As for who Maryland should hire, I go big after Tom Herman down at Houston. The Terps think they can be the Oregon of the east coast, a traditional also ran with a huge backing from a major athletic company. Only this time it's Under Armour instead of Nike. Regardless of who you hire, you need a coach who plays an exciting, offensive brand of football.

How much has Ohio State's offense collapsed since Herman left? It's exactly like what happened to the 2009 Florida Gator offense after Dan Mullen left for Mississippi State.

I'm really intrigued to see what Maryland does here because there's a good shot that the Virginia job is also open at the same time.

How good of a hire can they make?

J.T. writes:

"This summer I vacationed at Navarre Beach FL with the family. It was lovely by the way. As I was sitting on the beach I started thinking about this: if the Germans had somehow built up their transport and airlift capabilities to the extent that they could have invaded America during WWII; where would they have come in? Topography, lack of bridges and defensibility were also considered as I thought they may do a reverse march from the sea; invading Pensacola with its natural port and grabbing Atlanta and cutting off Florida. Or would they have just come in and tried to seize NYC or Washington in a relatively boxed in and highly populated areas? Or Houston to get access to the Texas oil fields? What do you think?"

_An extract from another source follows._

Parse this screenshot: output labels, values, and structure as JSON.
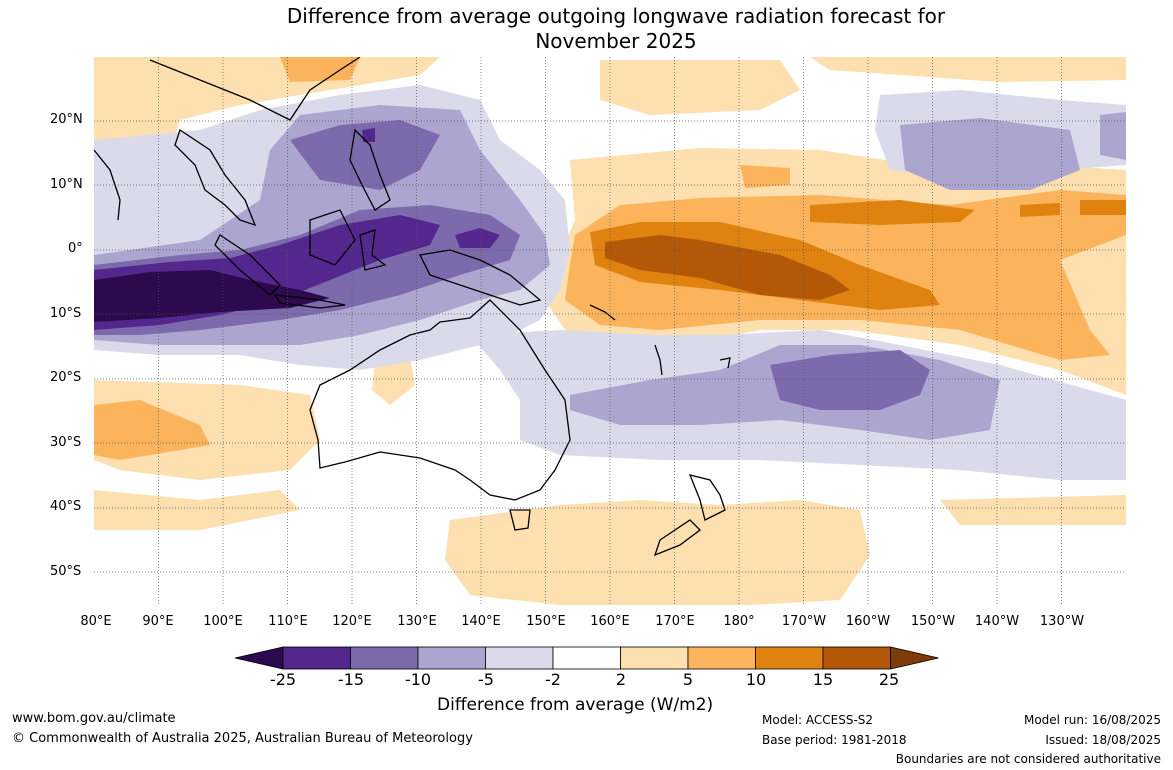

I'm far from a military genius, but I think you have to attack from the Atlantic Ocean to free up your supply line. It's much easier to resupply your troops with the entire ocean than it is to work your way into the Gulf. So if you come into the Gulf the problem is how do you support those troops? You can't resupply very easily.

It's also much tougher to avoid detection there, you can mobilize troops and defend the gulf much easier than you can the entire eastern seabord.

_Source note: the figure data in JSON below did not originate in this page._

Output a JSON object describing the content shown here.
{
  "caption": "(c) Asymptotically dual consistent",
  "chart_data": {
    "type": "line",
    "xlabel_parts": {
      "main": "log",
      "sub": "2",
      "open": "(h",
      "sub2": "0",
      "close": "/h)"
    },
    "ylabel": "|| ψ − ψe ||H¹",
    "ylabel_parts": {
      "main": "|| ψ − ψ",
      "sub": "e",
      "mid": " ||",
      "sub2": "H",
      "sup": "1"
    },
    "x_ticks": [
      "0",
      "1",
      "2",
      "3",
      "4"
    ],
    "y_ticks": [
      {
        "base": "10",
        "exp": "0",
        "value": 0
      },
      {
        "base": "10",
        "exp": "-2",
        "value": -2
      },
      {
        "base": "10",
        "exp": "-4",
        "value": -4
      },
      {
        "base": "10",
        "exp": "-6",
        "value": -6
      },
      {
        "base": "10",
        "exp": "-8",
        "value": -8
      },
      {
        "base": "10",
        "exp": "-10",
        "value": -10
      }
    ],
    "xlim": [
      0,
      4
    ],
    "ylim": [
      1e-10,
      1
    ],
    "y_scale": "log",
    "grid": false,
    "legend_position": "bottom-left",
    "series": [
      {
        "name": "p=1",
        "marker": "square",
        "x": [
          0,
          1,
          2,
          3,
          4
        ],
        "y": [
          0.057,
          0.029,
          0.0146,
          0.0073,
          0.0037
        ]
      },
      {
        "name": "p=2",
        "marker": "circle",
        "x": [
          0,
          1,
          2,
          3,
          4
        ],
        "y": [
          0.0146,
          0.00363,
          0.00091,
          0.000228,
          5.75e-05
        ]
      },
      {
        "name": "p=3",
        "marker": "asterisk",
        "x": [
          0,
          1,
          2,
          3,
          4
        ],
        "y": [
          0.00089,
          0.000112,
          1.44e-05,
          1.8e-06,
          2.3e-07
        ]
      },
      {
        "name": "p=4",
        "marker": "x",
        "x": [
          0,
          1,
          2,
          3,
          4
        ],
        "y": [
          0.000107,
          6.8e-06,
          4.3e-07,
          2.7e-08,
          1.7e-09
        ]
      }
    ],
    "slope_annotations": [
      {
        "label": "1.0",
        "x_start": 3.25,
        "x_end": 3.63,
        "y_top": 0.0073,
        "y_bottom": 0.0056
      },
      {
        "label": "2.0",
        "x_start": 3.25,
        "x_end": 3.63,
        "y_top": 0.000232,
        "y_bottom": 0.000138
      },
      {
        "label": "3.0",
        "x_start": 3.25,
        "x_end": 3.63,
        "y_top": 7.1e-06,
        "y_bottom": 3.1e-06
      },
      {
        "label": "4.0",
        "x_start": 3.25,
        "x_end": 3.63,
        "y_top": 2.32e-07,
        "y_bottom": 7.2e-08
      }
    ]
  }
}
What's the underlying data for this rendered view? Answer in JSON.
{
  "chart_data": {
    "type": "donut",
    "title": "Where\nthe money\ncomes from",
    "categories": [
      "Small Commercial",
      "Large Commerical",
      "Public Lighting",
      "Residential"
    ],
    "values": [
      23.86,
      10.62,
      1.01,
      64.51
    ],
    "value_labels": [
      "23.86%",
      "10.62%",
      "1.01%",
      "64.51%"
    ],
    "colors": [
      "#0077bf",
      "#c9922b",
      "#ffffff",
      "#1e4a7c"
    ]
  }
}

So I think you force the United States to defend the entire East Coast -- the proverbial run pass option on third down -- and then hit them on a part of the country that they probably aren't anticipating defending. Figure most of the defense goes to the big cities in the northeast. Florida is well defended because it's America's dangling penis, out there on its own. So what happens when the Germans come ashore in South Carolina?

From there you have so many invasion routes to pursue.

You can avoid the major mountains and get into the South fairly easily. From Atlanta you can head north and threaten the Midwest or you can head further South and threaten the oil supplies in Texas. Or you can turn back up and attack the east coast from the rear while you simultaneously attack from the sea. Admittedly, I'm not an expert on American industrial might in the 1940's, but I think you make a run at Ohio and Michigan, which are tough to defend in the middle of the country once you've got an invading army that can still attack you on the coasts.

There have to be secret plans for Germany invading America somewhere, right? I'd love to see those.

Dave F. writes:

"Clay

Baylor plays Kansas this weekend and even though the game is at Kansas I feel like Baylor could put up 100. There is a log jam among the teams ranked 2-6 and this would definitely separate Baylor. They have the offense to do it and this Kansas team might be the worst power 5 team ever. Is 100 possible on Saturday?"

I think 100 is definitely possible. In fact, I have zero doubt that if this were like a hostage situation and someone had kidnapped Art Briles's family and the only way they could come home safely was if his team scored 100 that Baylor would score 100 on Kansas.

I took Baylor - 41.5 in this game and I'm not sure how many points you'd have to give me not to take them in this one. 50? I just don't see how Kansas ever stops this offense.

Get rich, kids, the Bears win big.

...

Have great weekends. And pray for me not to puke on the airplane.